Peru and Mexico are two Latin American countries that stand out for their commitment to radio. In recent months both have tendered about 170 new stations both AM and FM.
At the end of June 2017, the Federal Institute of Telecommunications, IFT, finalized the bidding process by which it awarded 123 radio station concession titles, distributed on 27 am and 96 fm radio frequencies, and awarded to 57 different winning participants who met all the requirements previously established for the tender.
Of the total number of winning participants, 47 obtained frequencies only in FM, 7 only in AM and 3 obtained frequencies in both bands. This concluded a process that had begun a year earlier and for which initially 421 expressions of interest were presented to participate in the tender, by 189 individuals and 232 legal entities.
At the time, the Commissioner President of the regulatory body, Gabriel Contreras, acknowledged that "For more than twenty years no new concessions for commercial use had been granted in our country for sound broadcasting; this, as a result of the Telecommunications Reform, will allow the public in different regions of the country to have new information and entertainment options."
For its part, the Ministry of Transport and Communications of Peru announced at the beginning of June of this year the opening of the call for the first corresponding public tender of the year, in order to deliver up to 45 new authorizations of the FM radio service, with community, educational and commercial purposes, in 17 locations nationwide.

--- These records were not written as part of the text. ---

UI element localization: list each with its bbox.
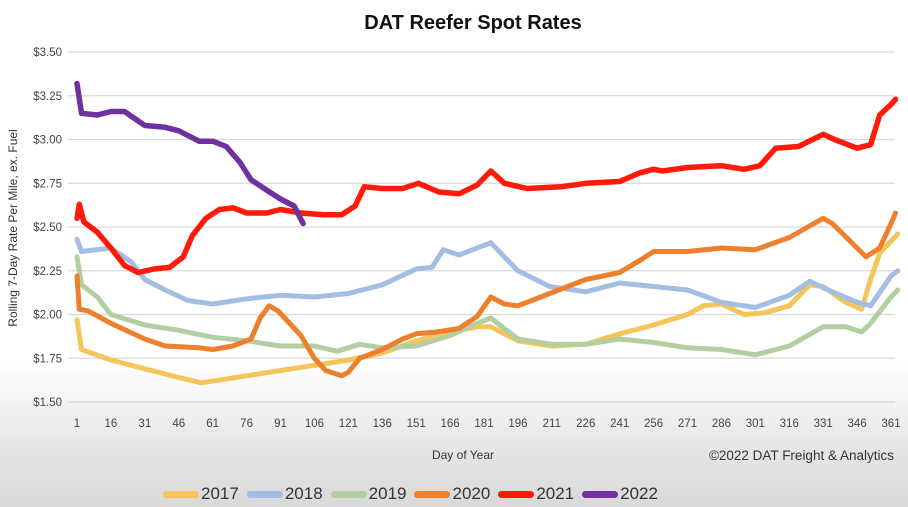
y-tick-label: $2.50 xyxy=(33,222,62,234)
y-tick-label: $3.00 xyxy=(33,135,62,147)
x-tick-label: 361 xyxy=(881,418,900,430)
copyright-credit: ©2022 DAT Freight & Analytics xyxy=(709,448,894,463)
legend-item-2019: 2019 xyxy=(330,484,407,504)
y-tick-label: $3.50 xyxy=(33,47,62,59)
x-tick-label: 61 xyxy=(206,418,219,430)
series-line-2020 xyxy=(74,210,898,379)
chart-title: DAT Reefer Spot Rates xyxy=(364,12,581,34)
x-tick-label: 346 xyxy=(847,418,866,430)
legend-item-2022: 2022 xyxy=(582,484,658,504)
legend-label: 2018 xyxy=(284,484,323,503)
x-tick-label: 91 xyxy=(274,418,287,430)
y-tick-label: $3.25 xyxy=(33,91,62,103)
x-tick-label: 76 xyxy=(240,418,253,430)
legend-swatch xyxy=(330,490,367,498)
x-tick-label: 46 xyxy=(172,418,185,430)
legend-swatch xyxy=(498,490,535,498)
y-tick-label: $1.75 xyxy=(33,353,62,365)
x-axis-ticks: 1 16 31 46 61 76 91 106 121 136 151 166 181 196 211 226… xyxy=(74,418,901,430)
x-tick-label: 181 xyxy=(474,418,493,430)
x-tick-label: 121 xyxy=(339,418,358,430)
legend-swatch xyxy=(163,490,199,498)
x-tick-label: 301 xyxy=(746,418,765,430)
legend-label: 2020 xyxy=(452,484,491,503)
series-lines xyxy=(74,80,901,386)
legend-item-2020: 2020 xyxy=(414,484,490,504)
x-tick-label: 136 xyxy=(373,418,392,430)
x-tick-label: 16 xyxy=(105,418,118,430)
legend-item-2017: 2017 xyxy=(163,484,239,504)
x-tick-label: 151 xyxy=(407,418,426,430)
legend: 2017 2018 2019 2020 2021 2022 xyxy=(163,484,666,504)
x-tick-label: 316 xyxy=(780,418,799,430)
x-tick-label: 106 xyxy=(305,418,324,430)
x-tick-label: 196 xyxy=(508,418,527,430)
series-line-2021 xyxy=(74,96,899,276)
legend-item-2018: 2018 xyxy=(246,484,323,504)
x-tick-label: 31 xyxy=(138,418,151,430)
x-tick-label: 271 xyxy=(678,418,697,430)
x-tick-label: 241 xyxy=(610,418,629,430)
x-tick-label: 211 xyxy=(543,418,561,430)
legend-label: 2017 xyxy=(201,484,239,503)
x-tick-label: 1 xyxy=(74,418,80,430)
legend-swatch xyxy=(414,490,451,498)
legend-swatch xyxy=(582,490,619,498)
legend-label: 2021 xyxy=(536,484,575,503)
x-tick-label: 286 xyxy=(712,418,731,430)
legend-item-2021: 2021 xyxy=(498,484,574,504)
y-tick-label: $2.25 xyxy=(33,266,62,278)
y-axis-label: Rolling 7-Day Rate Per Mile, ex. Fuel xyxy=(6,129,20,326)
y-axis-ticks: $1.50 $1.75 $2.00 $2.25 $2.50 $2.75 $3.00 $3.25… xyxy=(33,47,62,409)
series-line-2017 xyxy=(74,231,901,386)
y-tick-label: $2.00 xyxy=(33,310,62,322)
x-tick-label: 256 xyxy=(644,418,663,430)
legend-label: 2019 xyxy=(368,484,407,503)
x-tick-label: 226 xyxy=(576,418,595,430)
x-tick-label: 331 xyxy=(814,418,833,430)
x-axis-label: Day of Year xyxy=(432,448,494,462)
series-line-2018 xyxy=(74,236,901,310)
y-tick-label: $2.75 xyxy=(33,178,62,190)
y-tick-label: $1.50 xyxy=(33,397,62,409)
series-line-2019 xyxy=(74,254,901,358)
legend-swatch xyxy=(246,490,283,498)
legend-label: 2022 xyxy=(620,484,658,503)
series-line-2022 xyxy=(74,80,306,227)
x-tick-label: 166 xyxy=(440,418,459,430)
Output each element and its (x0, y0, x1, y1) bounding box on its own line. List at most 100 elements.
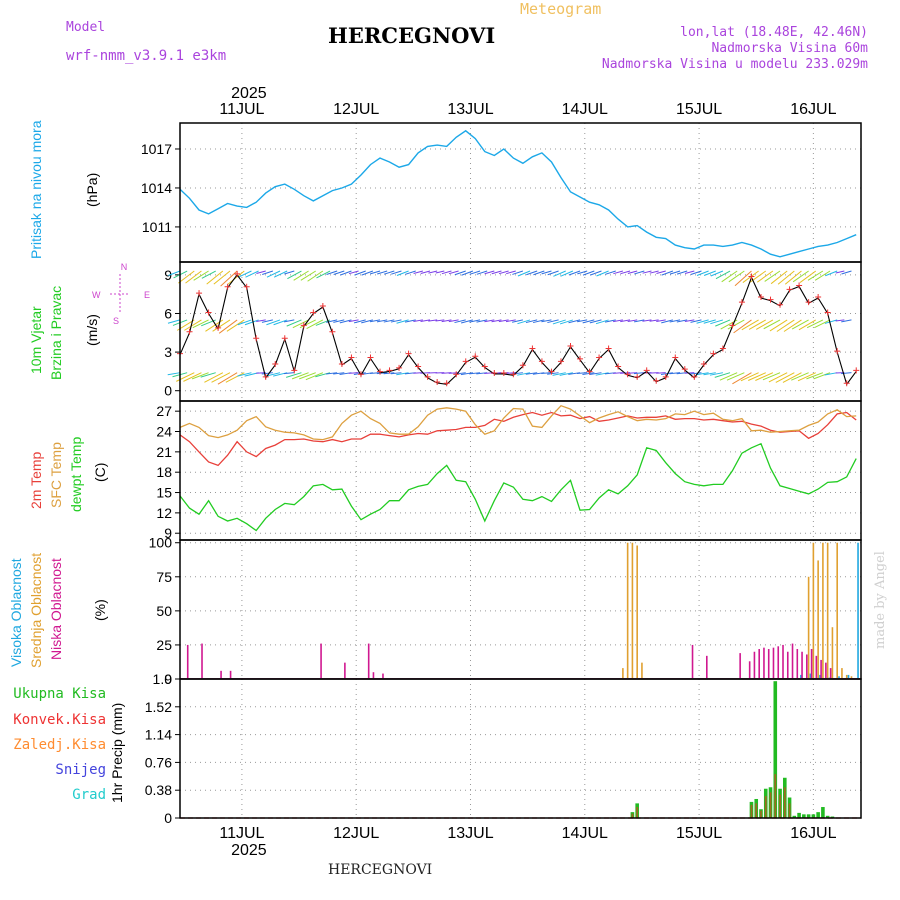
wind-barb (748, 372, 766, 381)
wind-barb (476, 319, 488, 323)
wind-gust-marker (272, 360, 279, 367)
y-tick-label: 1011 (142, 219, 172, 235)
wind-barb (605, 270, 616, 275)
wind-barb (661, 319, 674, 324)
wind-barb (225, 372, 245, 383)
wind-barb (710, 319, 724, 325)
wind-barb (577, 319, 588, 323)
wind-barb (505, 319, 516, 323)
wind-gust-marker (348, 354, 355, 361)
top-year-label: 2025 (231, 85, 267, 102)
y-tick-label: 0 (164, 671, 172, 687)
wind-gust-marker (453, 371, 460, 378)
wind-gust-marker (377, 368, 384, 375)
wind-barb (755, 319, 774, 330)
wind-barb (541, 270, 552, 275)
bottom-day-label: 13JUL (447, 825, 493, 842)
wind-barb (703, 372, 716, 376)
wind-barb (841, 372, 852, 375)
wind-barb (261, 319, 273, 323)
wind-barb (353, 319, 366, 324)
wind-gust-marker (853, 367, 860, 374)
wind-barb (396, 319, 409, 324)
wind-barb (333, 319, 345, 323)
wind-barb (168, 270, 181, 276)
wind-gust-marker (624, 371, 631, 378)
wind-gust-marker (596, 354, 603, 361)
wind-barb (292, 319, 309, 329)
wind-barb (469, 270, 481, 275)
wind-barb (454, 319, 466, 324)
total-precip-bar (821, 807, 825, 818)
wind-barb (286, 372, 302, 378)
wind-barb (684, 372, 695, 374)
wind-barb (733, 319, 752, 334)
wind-barb (435, 319, 445, 322)
wind-barb (361, 319, 373, 324)
wind-barb (547, 372, 559, 375)
station-title: HERCEGNOVI (328, 23, 496, 48)
wind-barb (484, 319, 495, 323)
conv-precip-bar (760, 810, 762, 818)
wind-barb (612, 372, 623, 374)
wind-barb (777, 270, 795, 285)
wind-gust-marker (300, 322, 307, 329)
wind-barb (661, 270, 674, 276)
wind-barb (511, 319, 523, 323)
y-tick-label: 1.52 (145, 699, 172, 715)
y-tick-label: 1.14 (145, 727, 172, 743)
y-tick-label: 25 (156, 637, 172, 653)
wind-barb (728, 270, 745, 283)
y-tick-label: 50 (156, 603, 172, 619)
wind-barb (596, 270, 609, 277)
wind-barb (291, 372, 309, 380)
temp2m-line (179, 411, 857, 467)
wind-barb (167, 372, 181, 376)
wind-gust-marker (700, 360, 707, 367)
wind-barb (517, 319, 531, 325)
wind-barb (727, 319, 745, 330)
wind-gust-marker (357, 371, 364, 378)
wind-barb (506, 270, 516, 275)
total-precip-bar (797, 812, 801, 818)
wind-gust-marker (291, 367, 298, 374)
wind-gust-marker (548, 368, 555, 375)
wind-barb (627, 270, 638, 274)
top-day-label: 12JUL (333, 101, 379, 118)
wind-barb (284, 270, 295, 275)
wind-barb (273, 319, 288, 326)
wind-barb (404, 319, 416, 323)
compass-west: W (92, 290, 101, 300)
wind-barb (703, 270, 716, 276)
wind-barb (627, 319, 638, 322)
wind-barb (696, 319, 709, 324)
bottom-year-label: 2025 (231, 842, 267, 859)
total-precip-bar (792, 815, 797, 818)
model-altitude-label: Nadmorska Visina u modelu 233.029m (601, 57, 868, 72)
wind-gust-marker (281, 335, 288, 342)
lonlat-label: lon,lat (18.48E, 42.46N) (680, 25, 868, 40)
wind-barb (299, 372, 316, 380)
wind-barb (305, 372, 324, 381)
wind-barb (696, 270, 709, 276)
top-day-label: 11JUL (219, 101, 264, 118)
y-tick-label: 27 (156, 403, 172, 419)
wind-barb (770, 270, 788, 285)
wind-gust-marker (691, 373, 698, 380)
bottom-day-label: 16JUL (790, 825, 836, 842)
wind-barb (348, 270, 359, 275)
wind-barb (824, 372, 838, 376)
wind-barb (776, 319, 795, 332)
wind-gust-marker (605, 345, 612, 352)
wind-barb (212, 319, 231, 332)
wind-barb (709, 372, 723, 376)
wind-barb (669, 372, 681, 375)
wind-barb (547, 319, 559, 324)
wind-gust-marker (329, 328, 336, 335)
wind-barb (420, 319, 431, 322)
y-tick-label: 0.76 (145, 754, 172, 770)
wind-barb (824, 319, 838, 324)
wind-barb (595, 319, 609, 325)
wind-barb (383, 372, 395, 375)
wind-barb (552, 319, 566, 325)
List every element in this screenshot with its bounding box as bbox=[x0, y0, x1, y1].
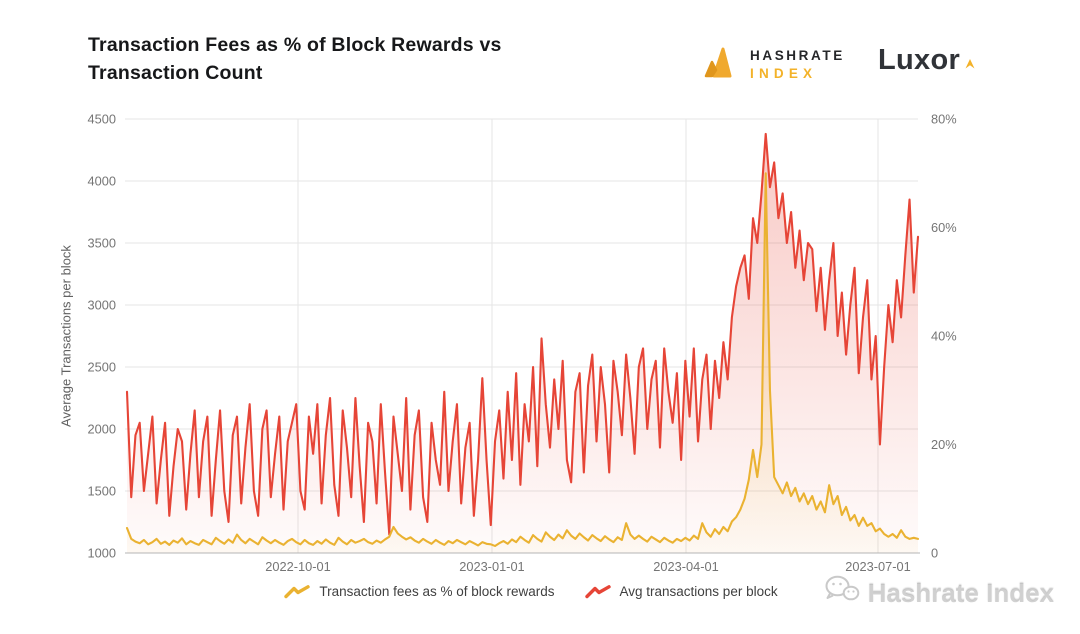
luxor-triangle-icon bbox=[964, 45, 976, 78]
right-tick-label: 80% bbox=[931, 112, 957, 127]
left-tick-label: 3000 bbox=[88, 298, 116, 313]
luxor-logo: Luxor bbox=[878, 44, 976, 78]
left-tick-label: 4500 bbox=[88, 112, 116, 127]
legend: Transaction fees as % of block rewards A… bbox=[0, 584, 1062, 599]
left-tick-label: 4000 bbox=[88, 174, 116, 189]
legend-item-transactions: Avg transactions per block bbox=[584, 584, 778, 599]
watermark: Hashrate Index bbox=[824, 574, 1054, 612]
hashrate-index-wordmark: HASHRATE INDEX bbox=[750, 48, 845, 81]
page-title-line1: Transaction Fees as % of Block Rewards v… bbox=[88, 34, 502, 56]
legend-item-fees: Transaction fees as % of block rewards bbox=[284, 584, 555, 599]
left-tick-label: 1500 bbox=[88, 484, 116, 499]
fees-line bbox=[125, 172, 920, 547]
left-tick-label: 1000 bbox=[88, 546, 116, 561]
hashrate-index-logo: HASHRATE INDEX bbox=[703, 45, 845, 83]
right-tick-label: 0 bbox=[931, 546, 938, 561]
transactions-line-swatch-icon bbox=[584, 584, 611, 598]
transactions-area bbox=[127, 133, 918, 553]
legend-label-transactions: Avg transactions per block bbox=[619, 584, 778, 599]
right-tick-label: 20% bbox=[931, 437, 957, 452]
luxor-wordmark: Luxor bbox=[878, 44, 961, 76]
right-tick-label: 60% bbox=[931, 220, 957, 235]
page-title: Transaction Fees as % of Block Rewards v… bbox=[88, 32, 502, 88]
legend-label-fees: Transaction fees as % of block rewards bbox=[319, 584, 555, 599]
hashrate-index-triangle-icon bbox=[703, 45, 739, 83]
page-title-line2: Transaction Count bbox=[88, 61, 263, 84]
x-tick-label: 2023-07-01 bbox=[845, 559, 910, 574]
x-tick-label: 2023-01-01 bbox=[459, 559, 524, 574]
left-tick-label: 2500 bbox=[88, 360, 116, 375]
x-tick-label: 2023-04-01 bbox=[653, 559, 718, 574]
wechat-bubbles-icon bbox=[824, 574, 860, 612]
fees-line-swatch-icon bbox=[284, 584, 311, 598]
right-tick-label: 40% bbox=[931, 329, 957, 344]
left-tick-label: 2000 bbox=[88, 422, 116, 437]
left-tick-label: 3500 bbox=[88, 236, 116, 251]
fees-area bbox=[127, 173, 918, 553]
watermark-text: Hashrate Index bbox=[867, 577, 1054, 608]
index-word: INDEX bbox=[750, 65, 818, 81]
x-tick-label: 2022-10-01 bbox=[265, 559, 330, 574]
transactions-line bbox=[125, 132, 920, 536]
hashrate-word: HASHRATE bbox=[750, 47, 845, 63]
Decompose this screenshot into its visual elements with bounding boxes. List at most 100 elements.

For this tender, the Peruvian ministry has prioritized those localities located in border areas, places of preferential social interest and those classified as rural areas. It also considered decentralization and the expression of public interest in the conduct of the contest.
These two cases are an example of the commitment to strengthen radio in the region, a medium that some pessimists say is stagnant. Undoubtedly, there is a space that can be developed and for which there is an interest in the market, as reflected in the numbers of the tender in Mexico.
This also becomes opportunities also for all industry players, such as technology manufacturers who have focused their sales growth expectations in these two countries, in a particularly complicated year for their businesses.
In Mexico, the commitment to strengthen radio does not remain only in new channels. The IFT issued Technical Provision 011-2017, which obliges mobile phone manufacturers that already have fm radio signal receivers to enable it.
This standard does not require that mobile equipment manufacturers incorporate this technological capacity to receive FM radio frequencies, but that those that already have the receiver chip be activated to effectively tune stations, because most smartphones have a "chip" that allows to capture FM radio, but that at present there are few devices in operation that have the chip active.
In addition, the IFT announced that it plans to start new AM and FM radio tenders towards the end of this year, in response to the Annual Frequency Band Programs 2016 and 2017. Not to mention that Mexico is one of the first countries to advance in the implementation of the digital radio system, which will also allow frequency multiplexing.
That there is plurality of media will always be good news. Although the question remains whether there is the financial capacity to make these new stations a successful and lasting business. Time will tell.